Understand the difference in perspectives
An attorney is typically trying to keep you out of trouble while you’re trying to take reasonable risks to make money. You see the deal as an “opportunity” and they see the deal as a “liability”. It’s all about the perception of risk. Attorneys are, by nature, “deal killers” as they look for and report every possible potential risk, caring nothing about the opportunity the deal presents. If you rely on your attorney to make deals happen, you will be in big trouble – nothing could be less likely.
The importance of skin in the game
Another problem you have with your attorney is that they have nothing at risk in your venture – and nothing to be gained (except their fees). As a result, they really don’t care about the deal with the same passion and enthusiasm that you do. If you miss out on the purchase of the RV park, it might be to the detriment of your financial future forever. To the attorney, it doesn’t mean a thing. As a result, their opinion is not nearly as important as your own.
Goals are simply not aligned
In some deals, one huge problem is that your attorney is actually looking for reasons to derail the deal as the more problems they find the more hours of time they can bill you. They are, in this aspect, not on your team at all, but strictly on their own. If it was possible to pay attorneys a commission on each deal closed – and nothing if the deal fails to make – it might help in this regard, but we’ve never seen that structure. Until then, you have to acknowledge that the RV park buyer/attorney relationship is more than a little flawed.
And then there’s the issue of speed
Another deal-killing attribute of attorneys in deals can be their lack of speed. If you believe in the old saying “Time Kills Deals” (which you should because it’s 100% correct) then you will be in real trouble when your time-sensitive transaction gets bogged down with your attorney saying, I’ll get back to you in a few days. Even “a few hours” is going to potentially kill you and your deal-making ability.
How to take control
So if your attorney can wreck your deal if left unsupervised, how can you take control?
- Only use an attorney for a specific purpose, not to “hold your hand”. Many RV park buyers get themselves into trouble by viewing their attorney as a sounding board. They’re not. If you are not seeking their opinion on a specific issue in the contract, then do not engage them. Use other parties that are more aligned with you for acting as a peer.

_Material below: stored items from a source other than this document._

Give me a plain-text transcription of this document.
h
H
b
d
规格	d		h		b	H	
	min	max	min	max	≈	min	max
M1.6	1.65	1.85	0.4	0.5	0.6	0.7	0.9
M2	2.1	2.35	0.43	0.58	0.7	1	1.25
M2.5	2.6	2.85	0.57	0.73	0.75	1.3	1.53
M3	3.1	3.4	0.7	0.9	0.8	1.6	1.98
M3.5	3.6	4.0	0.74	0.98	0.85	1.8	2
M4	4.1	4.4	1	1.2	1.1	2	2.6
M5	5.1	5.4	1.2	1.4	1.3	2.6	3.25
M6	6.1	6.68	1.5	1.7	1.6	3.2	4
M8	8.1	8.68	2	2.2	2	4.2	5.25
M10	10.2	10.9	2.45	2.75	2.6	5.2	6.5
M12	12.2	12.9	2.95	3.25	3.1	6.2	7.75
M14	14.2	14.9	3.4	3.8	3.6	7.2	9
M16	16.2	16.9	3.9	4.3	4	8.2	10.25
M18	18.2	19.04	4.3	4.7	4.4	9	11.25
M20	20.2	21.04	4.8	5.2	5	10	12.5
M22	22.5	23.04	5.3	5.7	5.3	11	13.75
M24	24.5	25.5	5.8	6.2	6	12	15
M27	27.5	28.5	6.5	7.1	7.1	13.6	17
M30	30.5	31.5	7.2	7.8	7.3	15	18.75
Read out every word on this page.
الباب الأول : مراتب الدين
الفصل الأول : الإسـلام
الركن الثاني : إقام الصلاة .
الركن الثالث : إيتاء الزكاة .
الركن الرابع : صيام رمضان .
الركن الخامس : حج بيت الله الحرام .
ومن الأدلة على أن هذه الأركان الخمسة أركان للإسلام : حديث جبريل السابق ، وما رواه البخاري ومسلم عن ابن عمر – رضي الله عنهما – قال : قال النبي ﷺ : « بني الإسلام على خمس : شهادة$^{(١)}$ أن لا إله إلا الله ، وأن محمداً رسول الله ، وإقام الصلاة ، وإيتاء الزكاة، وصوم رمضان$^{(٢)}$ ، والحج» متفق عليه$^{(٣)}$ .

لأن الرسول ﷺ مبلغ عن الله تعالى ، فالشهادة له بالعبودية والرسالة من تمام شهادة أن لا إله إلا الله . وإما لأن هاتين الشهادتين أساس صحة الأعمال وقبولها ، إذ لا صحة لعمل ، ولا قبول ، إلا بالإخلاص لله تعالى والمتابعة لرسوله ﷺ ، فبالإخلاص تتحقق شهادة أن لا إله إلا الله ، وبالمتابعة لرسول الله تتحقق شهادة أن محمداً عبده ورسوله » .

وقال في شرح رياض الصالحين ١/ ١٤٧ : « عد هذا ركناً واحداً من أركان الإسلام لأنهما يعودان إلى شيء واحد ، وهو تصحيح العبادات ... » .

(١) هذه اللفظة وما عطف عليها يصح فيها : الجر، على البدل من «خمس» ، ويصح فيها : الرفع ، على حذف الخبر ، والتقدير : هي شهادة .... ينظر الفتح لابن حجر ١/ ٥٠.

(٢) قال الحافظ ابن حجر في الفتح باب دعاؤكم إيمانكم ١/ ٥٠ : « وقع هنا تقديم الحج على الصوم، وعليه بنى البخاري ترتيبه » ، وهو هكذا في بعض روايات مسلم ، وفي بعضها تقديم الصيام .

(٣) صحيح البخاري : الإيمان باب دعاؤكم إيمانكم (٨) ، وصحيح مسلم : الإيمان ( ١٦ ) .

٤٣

- Manage exactly the scope of the work and the estimated cost. When you want an attorney to review something for you, it’s key to identify exactly what you want them to do and how much they expect it will cost. You should never say “take a look at this contract and make sure it’s OK” as that’s way too open-ended. You should say “I have a concern with paragraphs 3 and 5 and want to make sure they meet the state law, so what will that cost?”.
- Get the deal under contract and then have your attorney review what you did. Most RV park contracts have a due diligence clause (yours better or you should never sign it). Why not have your attorney make any necessary detailed item reviews after you have it under contract rather than before? If the seller won’t agree to the change, then you can cancel the deal, but it did not hold you up from getting the deal signed up.
- Never cede the final decision – it needs to be 100% your thoughts. You should be the master of your destiny – not your attorney. You would never want to look back ten years later and say “I sure wish I hadn’t listened to that attorney and had bought that RV park years ago”. Only your opinion matters when it comes time to make big decisions, not those of others. Attorneys may provide information, but you have to decide the final thumbs up or down.
Attorneys can be an important resource in a deal. But they can also be its worst nightmare. Take control of your legal help and your future. You’ll be glad you did.